Nunca he podido fotografiar Santa Sofía como la he sentido y pretender hacerlo con Estambul no sería pretencioso sino estúpido. En ese limitado número de lugares, dueños de la melancolía —Patrizia Runfola tituló uno de sus libros sobre Praga como El palacio de la melancolía—, sólo puedes dejar que todo fluya. Es inútil provocarlo, no se siente en los mismos sitios por parte de todo el mundo, pero sí son las mismas sensaciones. Seguramente no me habré explicado bien, simplemente sé que los recuerdos de Estambul son casi dolorosos. Pero de un dolor hermoso.
¡Maravilloso! Cualquiera que haya visitado la ciudad va a entender y se va a sentir identificado con mucha facilidad, yo por lo menos lo he hecho.

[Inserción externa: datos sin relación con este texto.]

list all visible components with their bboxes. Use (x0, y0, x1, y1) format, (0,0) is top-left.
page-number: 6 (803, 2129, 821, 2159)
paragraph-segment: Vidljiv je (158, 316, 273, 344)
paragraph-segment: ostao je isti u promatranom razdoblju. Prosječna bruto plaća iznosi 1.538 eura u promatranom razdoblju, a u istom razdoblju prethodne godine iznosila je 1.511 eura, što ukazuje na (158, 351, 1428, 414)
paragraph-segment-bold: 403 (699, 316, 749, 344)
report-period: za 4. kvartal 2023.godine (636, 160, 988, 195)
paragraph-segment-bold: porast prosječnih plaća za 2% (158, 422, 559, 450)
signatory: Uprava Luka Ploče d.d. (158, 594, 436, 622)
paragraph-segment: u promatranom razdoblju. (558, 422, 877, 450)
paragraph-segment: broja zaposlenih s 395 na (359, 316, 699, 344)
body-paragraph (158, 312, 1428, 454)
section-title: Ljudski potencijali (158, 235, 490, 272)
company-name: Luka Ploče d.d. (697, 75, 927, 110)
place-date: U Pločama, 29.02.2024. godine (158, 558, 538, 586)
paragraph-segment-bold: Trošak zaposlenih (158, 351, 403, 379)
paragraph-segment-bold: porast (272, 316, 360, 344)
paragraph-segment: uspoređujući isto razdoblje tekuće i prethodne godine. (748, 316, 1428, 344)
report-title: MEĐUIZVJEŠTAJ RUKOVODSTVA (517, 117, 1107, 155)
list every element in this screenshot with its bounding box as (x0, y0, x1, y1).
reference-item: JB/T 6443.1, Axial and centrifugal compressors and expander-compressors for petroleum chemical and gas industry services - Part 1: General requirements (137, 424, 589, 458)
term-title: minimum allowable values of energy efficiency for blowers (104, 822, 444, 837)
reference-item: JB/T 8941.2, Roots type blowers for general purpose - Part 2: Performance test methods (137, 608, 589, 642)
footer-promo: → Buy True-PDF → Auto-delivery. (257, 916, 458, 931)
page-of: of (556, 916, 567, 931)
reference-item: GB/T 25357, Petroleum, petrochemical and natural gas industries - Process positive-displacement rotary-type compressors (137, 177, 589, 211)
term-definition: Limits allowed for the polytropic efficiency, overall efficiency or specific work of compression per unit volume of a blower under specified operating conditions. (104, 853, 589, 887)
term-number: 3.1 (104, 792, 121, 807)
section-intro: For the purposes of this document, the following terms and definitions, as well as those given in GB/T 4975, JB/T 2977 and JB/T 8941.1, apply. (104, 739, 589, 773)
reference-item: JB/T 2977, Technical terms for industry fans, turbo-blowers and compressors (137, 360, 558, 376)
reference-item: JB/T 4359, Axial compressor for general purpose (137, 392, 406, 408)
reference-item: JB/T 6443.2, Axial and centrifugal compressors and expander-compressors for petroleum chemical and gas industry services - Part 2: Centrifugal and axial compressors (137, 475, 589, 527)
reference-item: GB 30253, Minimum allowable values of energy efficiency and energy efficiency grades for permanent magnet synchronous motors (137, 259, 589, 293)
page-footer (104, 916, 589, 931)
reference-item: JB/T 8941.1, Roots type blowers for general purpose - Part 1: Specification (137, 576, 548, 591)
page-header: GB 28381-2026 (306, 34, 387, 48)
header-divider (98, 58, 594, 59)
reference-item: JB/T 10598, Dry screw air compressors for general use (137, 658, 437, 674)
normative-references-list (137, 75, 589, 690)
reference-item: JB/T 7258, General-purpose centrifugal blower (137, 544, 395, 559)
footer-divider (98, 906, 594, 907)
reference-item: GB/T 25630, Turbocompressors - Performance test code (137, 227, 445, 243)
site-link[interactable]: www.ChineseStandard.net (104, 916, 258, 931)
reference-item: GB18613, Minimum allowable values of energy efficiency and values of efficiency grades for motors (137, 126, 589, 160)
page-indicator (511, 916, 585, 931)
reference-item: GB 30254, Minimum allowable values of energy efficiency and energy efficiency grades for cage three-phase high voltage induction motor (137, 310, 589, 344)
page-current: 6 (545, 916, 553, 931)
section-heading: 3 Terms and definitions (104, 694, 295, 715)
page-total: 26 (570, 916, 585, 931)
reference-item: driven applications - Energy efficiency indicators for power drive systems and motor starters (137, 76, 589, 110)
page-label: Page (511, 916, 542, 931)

un articulo muy interesante y muy profundo, me ha gustado mucho
Rafa. Esta vez no sólo me he recreado con las estupendas imágenes si no que me he llevado la grata sorpresa de un texto que no tiene desperdicio. Has abordado, muy bien ilustrado y con reflexiva sabiduría, un tema al que llevo dándole vueltas toda mi vida de viajero. Te has explicado como un libro abierto.
Y tomo nota de la última frase: “los recuerdos de Estambul (y de muchos otros lugares del mundo) son casi dolorosos. Pero de un dolor hermoso”.